Bhutto Wins, but Narrow Margin Will Force Her to Form Coalition

October 8, 1993

BENAZIR BHUTTO, Pakistan's former prime minister, is expected to make a political comeback after Wednesday's national elections to the lower house of parliament.

With counting completed in the 211 contested constituencies, in the National Assembly, Ms. Bhutto's Pakistan People's Party (PPP) had won 86 while her archrival, Nawaz Sharif, finished with 71.

Political analysts expected Bhutto to form a coalition with smaller parties, which could control a simple majority of as many as 105 seats in a new government. Bhutto's earlier tenure as prime minister ended when her government was sacked on corruption charges in 1989. She came into the spotlight as the world's first woman to lead an Islamic state.

Despite her lead, the result was widely seen as an upset for Bhutto, after her supporters spent several days expecting to win a clean sweep. One of her most devastating defeats came in Lahore - Pakistan's second largest city and Mr. Sharif's hometown, where Sharif's Pakistan Muslim League (PML) shut out the PPP, despite earlier projections that Bhutto would take six of the city's nine seats.

Bhutto charged that election fraud was to blame for her unexpectedly narrow victory. ``Thousands of my voters were turned away ... across the country,'' she said. But she was not expected to challenge the results and jeopardize her political comeback.

Another reason for the PPP's marginal showing may have been a low voter turnout across the country because of the public's weariness with the country's tumultuous political process. Fewer than 50 percent of registered voters went to the polls, and in the country's financial capital Karachi, a boycott by militant, ethnically based Mohajir National Movement kept 98 percent of residents from voting.

The next electoral battle between the PPP and the PML is expected on Saturday, when Pakistan's four provinces are due to elect new legislatures.

The results of those elections will be crucial to the stability of a new central government. During her previous administration, Sharif was elected chief minister of Punjab, Pakistan's largest province, and he defied her government's dictates, forcing then President Ghulam Ishaq Khan to sack her only 20 months later.

Sharif's camp remained confident it could build a strong opposition.

This week's elections are the culmination of a continuing political crisis in Pakistan, which began in April when President Khan dissolved Sharif's government on corruption charges. Sharif was restored to office in May in a supreme court decision, which overturned the presidential order.
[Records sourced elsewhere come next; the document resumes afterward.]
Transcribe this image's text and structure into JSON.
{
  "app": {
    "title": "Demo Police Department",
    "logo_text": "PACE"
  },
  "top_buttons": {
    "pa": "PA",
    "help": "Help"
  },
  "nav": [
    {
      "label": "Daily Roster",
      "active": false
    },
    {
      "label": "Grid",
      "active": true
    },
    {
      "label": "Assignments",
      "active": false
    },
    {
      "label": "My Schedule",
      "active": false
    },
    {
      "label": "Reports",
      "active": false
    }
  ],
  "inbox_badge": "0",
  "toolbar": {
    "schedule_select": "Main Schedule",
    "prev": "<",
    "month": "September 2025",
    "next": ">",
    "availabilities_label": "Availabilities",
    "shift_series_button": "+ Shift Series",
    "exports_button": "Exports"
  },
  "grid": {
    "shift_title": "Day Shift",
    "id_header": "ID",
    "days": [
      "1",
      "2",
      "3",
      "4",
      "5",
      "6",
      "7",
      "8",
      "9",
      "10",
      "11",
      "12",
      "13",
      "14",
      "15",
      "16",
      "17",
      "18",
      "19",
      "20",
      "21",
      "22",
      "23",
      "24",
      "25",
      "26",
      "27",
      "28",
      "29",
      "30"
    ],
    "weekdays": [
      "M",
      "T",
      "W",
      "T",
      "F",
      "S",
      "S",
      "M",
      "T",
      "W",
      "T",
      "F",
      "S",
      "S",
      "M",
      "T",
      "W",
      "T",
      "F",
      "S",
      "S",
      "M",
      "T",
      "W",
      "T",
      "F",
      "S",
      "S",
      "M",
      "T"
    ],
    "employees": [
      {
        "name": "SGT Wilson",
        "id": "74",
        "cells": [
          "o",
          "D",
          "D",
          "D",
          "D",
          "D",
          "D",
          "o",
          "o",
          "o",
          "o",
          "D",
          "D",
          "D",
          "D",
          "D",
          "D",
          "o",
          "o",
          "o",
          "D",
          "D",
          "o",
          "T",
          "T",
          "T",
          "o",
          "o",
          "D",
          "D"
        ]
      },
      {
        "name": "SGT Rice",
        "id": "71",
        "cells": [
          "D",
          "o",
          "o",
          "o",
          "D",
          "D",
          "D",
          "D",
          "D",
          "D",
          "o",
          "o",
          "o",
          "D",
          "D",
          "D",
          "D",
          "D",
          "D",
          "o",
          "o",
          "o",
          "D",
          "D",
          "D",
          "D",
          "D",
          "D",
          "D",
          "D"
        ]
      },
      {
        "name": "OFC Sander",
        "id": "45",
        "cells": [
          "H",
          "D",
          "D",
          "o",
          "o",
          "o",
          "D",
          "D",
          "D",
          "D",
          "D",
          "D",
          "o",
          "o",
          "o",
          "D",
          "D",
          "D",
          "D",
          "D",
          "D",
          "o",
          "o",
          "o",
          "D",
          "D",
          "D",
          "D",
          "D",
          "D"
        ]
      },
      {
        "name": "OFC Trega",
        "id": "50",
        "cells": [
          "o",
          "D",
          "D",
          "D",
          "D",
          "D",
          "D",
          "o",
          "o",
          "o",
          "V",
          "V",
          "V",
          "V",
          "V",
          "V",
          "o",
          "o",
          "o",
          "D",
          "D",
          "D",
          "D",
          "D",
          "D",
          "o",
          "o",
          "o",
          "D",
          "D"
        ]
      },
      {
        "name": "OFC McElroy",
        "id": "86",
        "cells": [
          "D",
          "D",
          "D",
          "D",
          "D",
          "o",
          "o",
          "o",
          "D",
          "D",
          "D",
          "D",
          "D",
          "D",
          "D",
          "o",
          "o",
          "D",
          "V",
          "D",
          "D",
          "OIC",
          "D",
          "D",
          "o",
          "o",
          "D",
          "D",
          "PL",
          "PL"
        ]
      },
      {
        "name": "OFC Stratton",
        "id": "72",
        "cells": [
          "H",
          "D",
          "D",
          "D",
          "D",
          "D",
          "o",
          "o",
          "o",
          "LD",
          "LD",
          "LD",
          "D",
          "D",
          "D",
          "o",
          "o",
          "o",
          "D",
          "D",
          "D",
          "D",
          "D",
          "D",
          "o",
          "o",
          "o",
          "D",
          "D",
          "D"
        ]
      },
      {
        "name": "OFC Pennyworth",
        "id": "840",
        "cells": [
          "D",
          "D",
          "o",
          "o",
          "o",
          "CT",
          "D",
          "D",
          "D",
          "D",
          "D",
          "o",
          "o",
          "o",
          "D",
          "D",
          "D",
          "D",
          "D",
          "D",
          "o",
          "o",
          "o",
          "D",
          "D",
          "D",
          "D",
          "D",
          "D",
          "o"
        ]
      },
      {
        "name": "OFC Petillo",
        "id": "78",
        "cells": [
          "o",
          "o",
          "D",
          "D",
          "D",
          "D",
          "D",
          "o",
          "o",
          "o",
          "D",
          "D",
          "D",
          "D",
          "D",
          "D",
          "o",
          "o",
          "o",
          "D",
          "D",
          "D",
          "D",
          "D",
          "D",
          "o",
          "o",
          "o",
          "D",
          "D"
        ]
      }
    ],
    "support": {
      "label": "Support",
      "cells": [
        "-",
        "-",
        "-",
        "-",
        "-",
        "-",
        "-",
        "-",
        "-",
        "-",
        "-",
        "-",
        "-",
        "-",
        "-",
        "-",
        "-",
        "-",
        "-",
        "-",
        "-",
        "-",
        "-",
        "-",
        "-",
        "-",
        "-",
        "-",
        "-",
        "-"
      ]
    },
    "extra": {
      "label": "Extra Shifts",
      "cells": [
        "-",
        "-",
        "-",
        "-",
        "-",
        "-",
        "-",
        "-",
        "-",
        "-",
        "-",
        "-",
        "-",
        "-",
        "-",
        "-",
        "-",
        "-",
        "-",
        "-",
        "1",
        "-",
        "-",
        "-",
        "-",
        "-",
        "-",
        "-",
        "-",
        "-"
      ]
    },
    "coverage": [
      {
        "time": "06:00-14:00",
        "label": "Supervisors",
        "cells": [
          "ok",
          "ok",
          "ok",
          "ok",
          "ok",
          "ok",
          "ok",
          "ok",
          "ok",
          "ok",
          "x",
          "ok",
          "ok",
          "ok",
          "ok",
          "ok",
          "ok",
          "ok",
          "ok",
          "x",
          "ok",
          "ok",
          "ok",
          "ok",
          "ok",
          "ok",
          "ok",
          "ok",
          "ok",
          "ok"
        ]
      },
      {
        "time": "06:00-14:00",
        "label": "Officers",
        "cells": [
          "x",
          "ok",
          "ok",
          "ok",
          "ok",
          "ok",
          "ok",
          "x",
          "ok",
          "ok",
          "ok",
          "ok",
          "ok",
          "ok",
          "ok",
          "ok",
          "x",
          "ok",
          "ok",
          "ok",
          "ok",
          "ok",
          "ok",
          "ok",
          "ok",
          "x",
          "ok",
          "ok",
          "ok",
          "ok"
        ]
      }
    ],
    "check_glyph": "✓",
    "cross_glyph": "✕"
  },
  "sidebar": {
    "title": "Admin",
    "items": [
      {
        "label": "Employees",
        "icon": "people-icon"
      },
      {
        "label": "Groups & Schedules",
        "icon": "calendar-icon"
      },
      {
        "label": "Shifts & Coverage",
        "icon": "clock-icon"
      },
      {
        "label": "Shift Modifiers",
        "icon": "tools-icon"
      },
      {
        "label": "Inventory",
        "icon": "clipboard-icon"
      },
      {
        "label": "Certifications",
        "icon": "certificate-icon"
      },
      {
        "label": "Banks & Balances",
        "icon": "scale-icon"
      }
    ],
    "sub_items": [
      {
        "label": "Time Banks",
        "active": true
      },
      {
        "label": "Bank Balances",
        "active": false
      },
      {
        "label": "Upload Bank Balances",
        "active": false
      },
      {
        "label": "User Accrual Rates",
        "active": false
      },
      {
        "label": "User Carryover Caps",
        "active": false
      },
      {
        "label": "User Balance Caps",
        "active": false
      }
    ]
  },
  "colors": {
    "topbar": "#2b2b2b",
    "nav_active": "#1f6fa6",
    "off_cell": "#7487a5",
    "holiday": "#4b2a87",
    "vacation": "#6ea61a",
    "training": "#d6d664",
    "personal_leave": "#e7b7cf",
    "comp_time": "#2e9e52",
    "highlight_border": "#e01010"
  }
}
But the power struggle between the two men continued, and virtually halted the government, as officials were not clear whose orders to heed. In a deal brokered by the Army, both men agreed to resign in July, and allow an interim government to take over and schedule fresh elections.

Although Bhutto has emerged the ultimate victor, she still faces the test of surviving in a coalition and facing a forceful opposition. And she has little chance of succeeding in removing the president's powers to sack elected prime ministers, as Sharif tried to do in April. That move precipitated his power struggle with Khan.

Since 1985 when martial law was lifted, three Prime Ministers have been sacked under those powers, which can only be removed through a two-thirds majority in the parliament.

Concerns still run high over the Army's role in the civilian government, in a country that has been ruled by the generals for almost 24 years of its 46-year independent existence. The remaining 22 years have seen 14 Prime Ministers come to office. Most either were made to step down or forced out by the military.

But the Army now has virtually no interest in seizing power, as such a step would bring worldwide condemnation. Despite this year's political crisis, the Army's generals stuck to their promises not to seize power and helped negotiate a political solution.

The Army provided up to 150,000 troops to help conduct Wednesday's vote. ``The struggle is now between politicians. The Army has shown no interest in coming in,'' says an official in Islamabad, the capital, recently.